In this study we utilized direct microscopic examination of Cochlear Nucleus implant devices to identify physical features that may promote bacterial attachment and subsequent biofilm formation. We found that modification of the design of the Cochlear Nucleus implant device, while utilizing the same biocompatible materials, was able to mitigate bacterial attachment to these features in vitro. Specifically, we implemented modifications to ensure clean cut silicone edges, removal of raised implant identification lettering, and use of wider recesses with smoother transitions which proved to be effective in mitigating bacterial attachment in vitro. Importantly, these design modifications were incorporated in the CI500/Profile series of Cochlear Nucleus implant and were associated with a significant reduction in the rates of reports of infections leading to explant in patients who received the CI500/Profile devices relative to CI24RE recipients (
Figure 3A). Comparison of data of reports of infections leading to explant in patients who received either the CI24RE or the CI500 or Profile devices over the same time periods and in the same regions, suggests that the observed reduction in infection rates are likely to be associated with the design changes implemented, and not to other factors such as patient demographics or changes in clinical procedures in different geographical locations (
Figure 3B,C,
Table 1 and
Table 2).
To our knowledge this is the first research report addressing the consideration of macro-scale device design as a means of reducing the incidence of device-associated infections.
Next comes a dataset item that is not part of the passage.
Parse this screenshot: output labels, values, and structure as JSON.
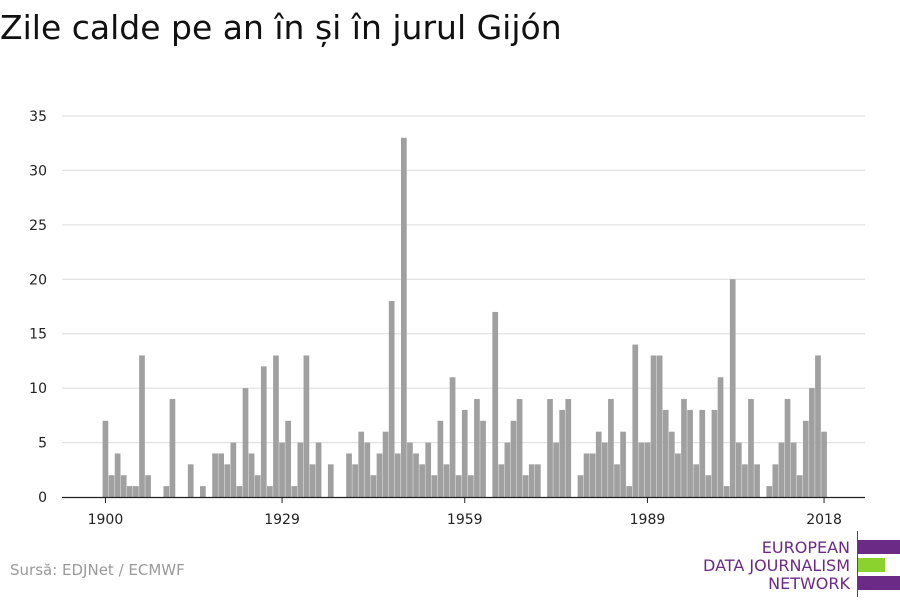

Many other silicone and metal-based implants, e.g., defibrillators, heart pumps, catheters, surgical reconstructive components, and prosthetics have intricate design features that may be sites for preferential bacterial attachment [
16]. It is therefore worth considering if physical features of other implanted medical devices may also be amenable to design modifications that will reduce the propensity for bacterial attachment and limit subsequent device-associated infections. This would limit the need for extended antibiotic treatments and reduce the costs, risks, and burdens to recipients of implanted medical devices and health-care systems.